Not only does he drill, he looks good doing it. What can I say, folks. :) Once we had the monitor secured, we measured the distance from the sides of the cabinet, centered it, cut little blocks of wood to hold it in the middle and screwed those into place as well. Then we shook the cabinet violently and nothing moved. Then, we danced.
The original marquee light was shot so we went to Wal-Mart and bought an 18″ desk light. Then I cut a piece of wood to fit and we screwed it into place. Simple. To make the bezel we went to Wal-Mart (again) and bought some black poster board. We laid the original plexiglass sheet in place, and then market on the posterboard where the monitor screen would be. Then we went into the living room and cut out the square with an exacto-knife. This MAME Cabinet is has more Wal-Mart parts and duct tape than any other one on the planet.

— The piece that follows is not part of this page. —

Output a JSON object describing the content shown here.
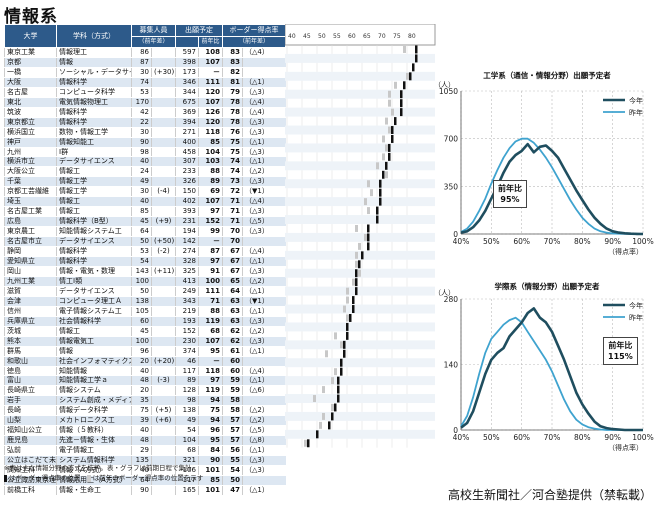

I always like MAME cabinets to look like real arcade cabinets on the inside, so were we are mounting the motherboard to the side of the cabinet.
The hard drive, CD-Rom drive, and iPac board are all duct taped into place. Mu-ha-ha-ha …
I wasn’t kidding. BTW, we cut the wires that went to the motherboard for the CPU’s power button, and ran them to a spare arcade button which we hid on the top of the cabinet. Works great, and looks cool
Final results — here’s the machine, up and running. The picture on the screen is a custom background I made out of The Stranger’s favorite arcade bezels (we used the artwork from MAME). The red/blue joysticks from Happs were a nice touch. The Stranger got the marquee from the same guy he got the side art from. Lit up from the back, it looks awesome, just like the real thing!
Here’s a link to the 600×800 Background, if you want to check it out or use it:
Here I am, covered in saw dust, playing a little Ms. Pac-Man.
The last thing we need to do is finish up closing up the control panel, but everything works so well at the moment we hate to mess with it.